EU should stand up for the Kurds

It is in Europe's interest to support the planned referendum and the construction of a Kurdish state, argues:

“For the most part the Kurds have a secular orientation. And Europe needs secular allies in the Middle East to be able to push through its own agenda. Against a backdrop of religious conflicts that are destroying the entire region, a secularised, friendly axis between Tel Aviv and Erbil would be in Europe's interests. That doesn't necessarily mean this axis would be democratic. But in view of the chaos in the Middle East Europe must behave pragmatically - egoistically even - rather than idealistically.”

Akşam (TR) /

A risky undertaking

In Akşam's view Barzani is playing with fire and may end up losing everything:

“This is not an everyday undertaking. It's about changing the borders of a state. If Barzani insists on his current position and introduces steps that would divide Iraq he could soon end up isolated and under attack like Assad. Barzani has been cornered on the domestic front. ... This may be why he plunged into this 'independence' adventure in the first place. But his project is no easy undertaking. In trying to control Kirkuk he may lose both it and Erbil. ... For Assad, too, everything changed overnight. If a civil war breaks out there will be no going back. Then it really will be impossible to retain control of the situation.”

Delo (SI) /

Kurdish president's dishonest intentions

Delo sees the referendum as part of a selfish plan by the President of the Iraqi Kurdistan Region Masoud Barzani:

“The reasons behind the referendum are by no means just political, social, state-supporting, aimed at securing the livelihood of the people or 'historical' - whereby all these reasons are absolutely legitimate. After five years of economic crisis in which the dream of becoming the 'Switzerland of the Middle East' has evaporated owing to low oil prices and numerous bad investments, it is to be feared that Barzani simply wants to secure the continuation of his ever more undemocratic rule. The parliament in Erbil has been inactive for two years now. And it's a long time since the last elections were held.”

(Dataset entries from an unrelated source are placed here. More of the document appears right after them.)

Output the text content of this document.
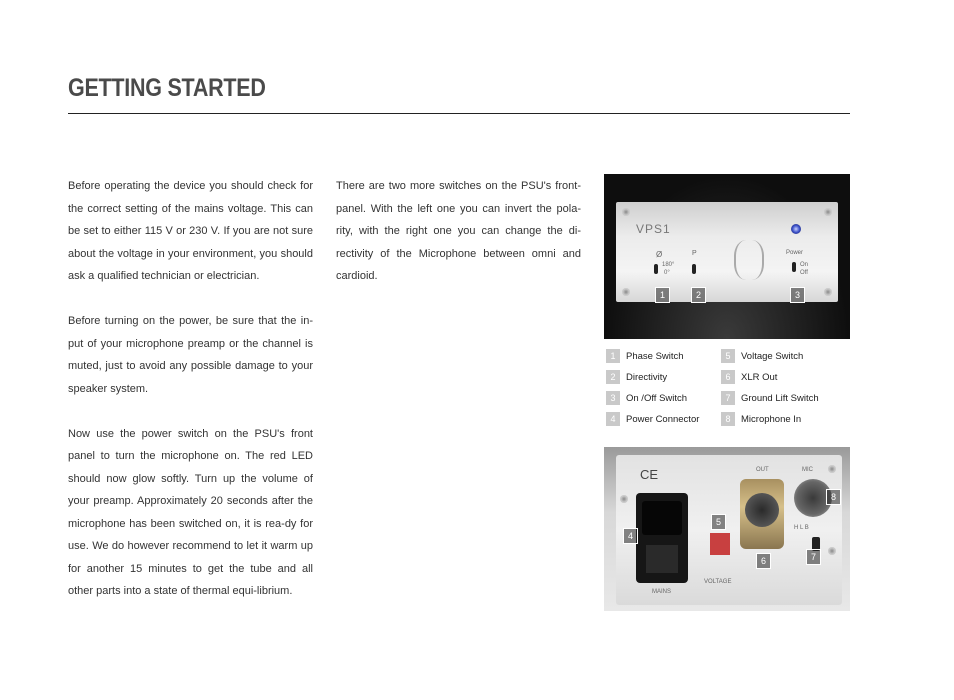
GETTING STARTED

Before operating the device you should check for the correct setting of the mains voltage. This can be set to either 115 V or 230 V. If you are not sure about the voltage in your environment, you should ask a qualified technician or electrician.

Before turning on the power, be sure that the in-put of your microphone preamp or the channel is muted, just to avoid any possible damage to your speaker system.

Now use the power switch on the PSU's front panel to turn the microphone on. The red LED should now glow softly. Turn up the volume of your preamp. Approximately 20 seconds after the microphone has been switched on, it is rea-dy for use. We do however recommend to let it warm up for another 15 minutes to get the tube and all other parts into a state of thermal equi-librium.

There are two more switches on the PSU's front-panel. With the left one you can invert the pola-rity, with the right one you can change the di-rectivity of the Microphone between omni and cardioid.

VPS1
Ø
180°
0°
P	Power
On
Off
1	2	3
1	Phase Switch
2	Directivity
3	On /Off Switch
4	Power Connector
5	Voltage Switch
6	XLR Out
7	Ground Lift Switch
8	Microphone In
CE
MAINS
VOLTAGE
OUT	MIC
H L B
4
5
6	7
8
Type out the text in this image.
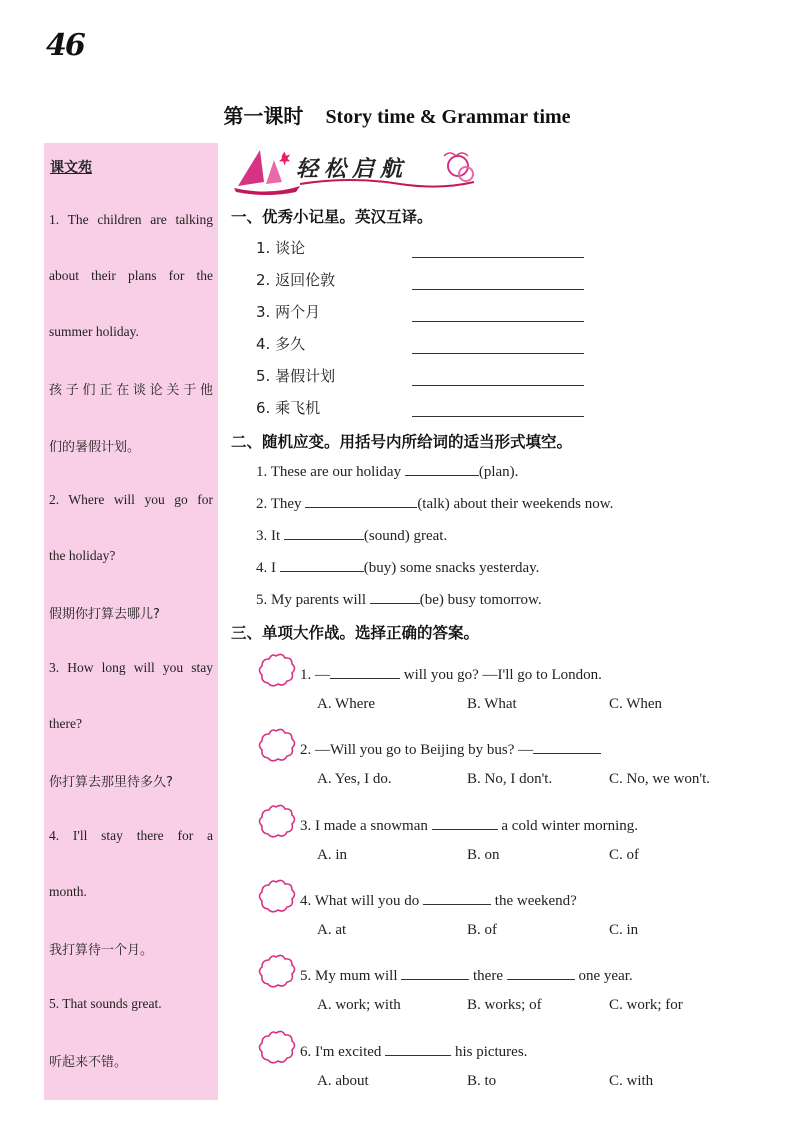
46
第一课时 Story time & Grammar time
课文苑
1. The children are talking
about their plans for the
summer holiday.
孩子们正在谈论关于他
们的暑假计划。
2. Where will you go for
the holiday?
假期你打算去哪儿?
3. How long will you stay
there?
你打算去那里待多久?
4. I'll stay there for a
month.
我打算待一个月。
5. That sounds great.
听起来不错。
轻松启航
一、优秀小记星。英汉互译。
1. 谈论
2. 返回伦敦
3. 两个月
4. 多久
5. 暑假计划
6. 乘飞机
二、随机应变。用括号内所给词的适当形式填空。
1. These are our holiday	(plan).
2. They	(talk) about their weekends now.
3. It	(sound) great.
4. I	(buy) some snacks yesterday.
5. My parents will	(be) busy tomorrow.
三、单项大作战。选择正确的答案。
1. —	will you go? —I'll go to London.
A. Where	B. What	C. When
2. —Will you go to Beijing by bus? —
A. Yes, I do.	B. No, I don't.	C. No, we won't.
3. I made a snowman	a cold winter morning.
A. in	B. on	C. of
4. What will you do	the weekend?
A. at	B. of	C. in
5. My mum will	there	one year.
A. work; with	B. works; of	C. work; for
6. I'm excited	his pictures.
A. about	B. to	C. with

Hürriyet Daily News (TR) /

Ankara must keep a cool head

Devlet Bahçeli, head of the Turkish right-wing nationalist opposition party MHP, has said that the referendum is reason enough for Ankara to start a war. He should think twice before making such threats, Hürriyet Daily News admonishes:

“Can Turkey prevent such a referendum? Unfortunately, not. Can Turkey indeed declare war on Iraqi Kurds because they had participated in a popular vote, accepting or rejecting statehood? We might be happy or unhappy with the Kurds of Iraq having such a referendum, but it is none of Turkey's business to intervene or even to say a further word on it, than taking its own defensive measures if such a development might pose a threat to Turkey's own security. ... Turkey's best interests is not in using 'casus belli' challenges to its neighbors, but in normalization of ties that will indeed help as well as restore normalcy with our neighbors.”

Evrensel (TR) /

Democratic path to self-determination

The Kurds' referendum is in accordance with human rights, Evrensel stresses:

“It's generally recognised that a people's right to self-determination regarding its future cannot be pushed through by force or violence, and that our international system wouldn't accept such a thing either. For this reason referendums are a democratic approach that has been made use of in Spain, Scotland and other democratic states around the world. The key aspect, however, is that violent measures are unacceptable.”